In Oberdorf v. Amazon.com Inc., however, the 3rd Circuit effectively removed “control” as a requisite to status as a “seller,” holding that Amazon is categorically a “seller” under Pennsylvania law. There, the plaintiff sued Amazon under Pennsylvania law based on strict products liability (failure to warn and design defect), negligence based on a variety of theories, breach of warranty, misrepresentation and loss of consortium. The Middle District of Pennsylvania held that Amazon was entitled to summary judgment because it was not a “seller” and that the plaintiff’s claims were barred by the Communications Decency Act. The 3rd Circuit reversed, holding Amazon is categorically a “seller” within the meaning of Pennsylvania law.

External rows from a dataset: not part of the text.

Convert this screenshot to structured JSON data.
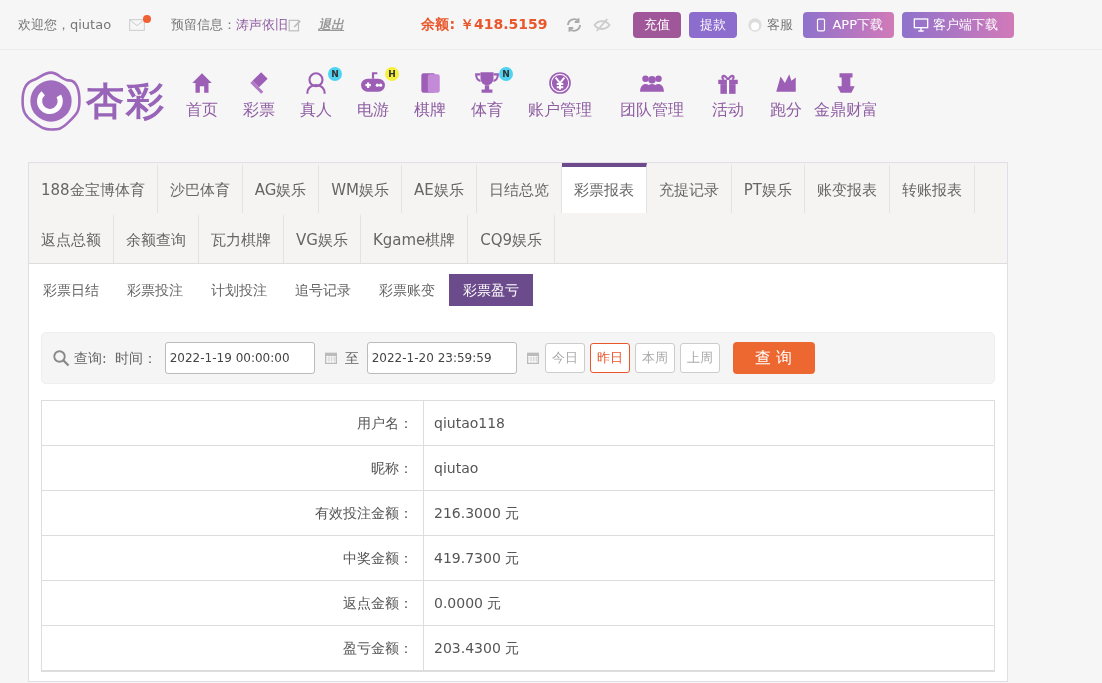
{
  "top_bar": {
    "welcome": "欢迎您，qiutao",
    "has_unread_mail": true,
    "message_label": "预留信息：",
    "message_value": "涛声依旧",
    "logout": "退出",
    "balance_label": "余额:",
    "balance_value": "￥418.5159",
    "buttons": [
      {
        "label": "充值",
        "kind": "deposit"
      },
      {
        "label": "提款",
        "kind": "withdraw"
      },
      {
        "label": "客服",
        "kind": "service"
      },
      {
        "label": "APP下载",
        "kind": "app"
      },
      {
        "label": "客户端下载",
        "kind": "client"
      }
    ]
  },
  "logo": {
    "text": "杏彩"
  },
  "nav": [
    {
      "label": "首页"
    },
    {
      "label": "彩票"
    },
    {
      "label": "真人",
      "badge": "N",
      "color": "#4fd3f0"
    },
    {
      "label": "电游",
      "badge": "H",
      "color": "#f5f03c"
    },
    {
      "label": "棋牌"
    },
    {
      "label": "体育",
      "badge": "N",
      "color": "#4fd3f0"
    },
    {
      "label": "账户管理"
    },
    {
      "label": "团队管理"
    },
    {
      "label": "活动"
    },
    {
      "label": "跑分"
    },
    {
      "label": "金鼎财富"
    }
  ],
  "tabs": [
    [
      {
        "label": "188金宝博体育",
        "selected": false
      },
      {
        "label": "沙巴体育",
        "selected": false
      },
      {
        "label": "AG娱乐",
        "selected": false
      },
      {
        "label": "WM娱乐",
        "selected": false
      },
      {
        "label": "AE娱乐",
        "selected": false
      },
      {
        "label": "日结总览",
        "selected": false
      },
      {
        "label": "彩票报表",
        "selected": true
      },
      {
        "label": "充提记录",
        "selected": false
      },
      {
        "label": "PT娱乐",
        "selected": false
      },
      {
        "label": "账变报表",
        "selected": false
      },
      {
        "label": "转账报表",
        "selected": false
      }
    ],
    [
      {
        "label": "返点总额",
        "selected": false
      },
      {
        "label": "余额查询",
        "selected": false
      },
      {
        "label": "瓦力棋牌",
        "selected": false
      },
      {
        "label": "VG娱乐",
        "selected": false
      },
      {
        "label": "Kgame棋牌",
        "selected": false
      },
      {
        "label": "CQ9娱乐",
        "selected": false
      }
    ]
  ],
  "sub_tabs": [
    {
      "label": "彩票日结",
      "selected": false
    },
    {
      "label": "彩票投注",
      "selected": false
    },
    {
      "label": "计划投注",
      "selected": false
    },
    {
      "label": "追号记录",
      "selected": false
    },
    {
      "label": "彩票账变",
      "selected": false
    },
    {
      "label": "彩票盈亏",
      "selected": true
    }
  ],
  "search": {
    "label": "查询:",
    "time_label": "时间：",
    "start": "2022-1-19 00:00:00",
    "separator": "至",
    "end": "2022-1-20 23:59:59",
    "quick": [
      {
        "label": "今日",
        "selected": false
      },
      {
        "label": "昨日",
        "selected": true
      },
      {
        "label": "本周",
        "selected": false
      },
      {
        "label": "上周",
        "selected": false
      }
    ],
    "submit": "查 询"
  },
  "table": {
    "rows": [
      {
        "label": "用户名：",
        "value": "qiutao118"
      },
      {
        "label": "昵称：",
        "value": "qiutao"
      },
      {
        "label": "有效投注金额：",
        "value": "216.3000 元"
      },
      {
        "label": "中奖金额：",
        "value": "419.7300 元"
      },
      {
        "label": "返点金额：",
        "value": "0.0000 元"
      },
      {
        "label": "盈亏金额：",
        "value": "203.4300 元"
      }
    ]
  }
}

In doing so, the court rejected the rationale of numerous cases holding that Amazon did not exert control over the products at issue and, as a result, is not a “seller” that is subject to strict liability for defective products sold on its site. Last month, the 3rd Circuit agreed to an en banc rehearing of this decision.
In Fox v. Amazon.com, Inc., the 6th Circuit left intact some established limits – i.e. control – on whether online marketplaces may be considered “sellers,” but found a different way to impose liability on such companies. There, the plaintiffs sued Amazon under Tennessee law for damages from a defective hoverboard which exploded and caught on fire, sold by vendors through Amazon’s online marketplace. The suit was based on the Tennessee Product Liability Act, breach of duty to warn plaintiff (based on Tennessee common law) and the Tennessee Consumer Protection Act. The Middle District of Tennessee held that Amazon was entitled to summary judgment on all claims. The 6th Circuit affirmed summary judgment as to the strict liability claims, finding that Amazon was not a “seller,” but reversed as to the plaintiffs’ negligent failure to warn claim, finding that Amazon assumed a duty to warn when it sent an email regarding safety issues to customers who had purchased hoverboards through its website. The implication from this decision is that if Amazon had merely stayed silent and not provided any warning to customers, the plaintiffs’ negligent failure to warn claim would not be viable.
On Friday, in State Farm Fire and Casualty Co. v. Amazon.com Inc., the District of Arizona granted summary judgment in favor of Amazon, holding it was not a “seller” of the product. State Farm, like Fox, involved the sale of a third party’s hoverboards. While one of the hoverboards charged, it “burst into flame,” and set fire in a home. The court noted that “even entities in the chain of distribution who are better situated to bear the risks and costs of defective products are not strictly liable unless they participate significantly in the stream of commerce.” The court analyzed seven factors to determine whether Amazon participated significantly in the stream of commerce, several of which focus on the level of control a potential “seller” has. In this case, the court found that Amazon did not exert the requisite amount of control over the product to be a “seller.” Interestingly, to reach this conclusion, the court cited Fox.
Fox and Oberdorf, while inconsistent, both represent a departure from existing jurisprudence and an expansion of potential liability for online marketplaces. The considerations businesses need to be aware of in light of the uncertainty these opinions create are highlighted by Friday’s State Farm opinion. As a result of these cases, online marketplaces should:
- (1) Consider reviewing the “control” they exert over the product of third parties;
- (2) Continue to be vigilant in screening their communications with customers about perceived safety issues with products sold through their marketplaces; and, most importantly;
- (3) Continue to monitor the law as it develops.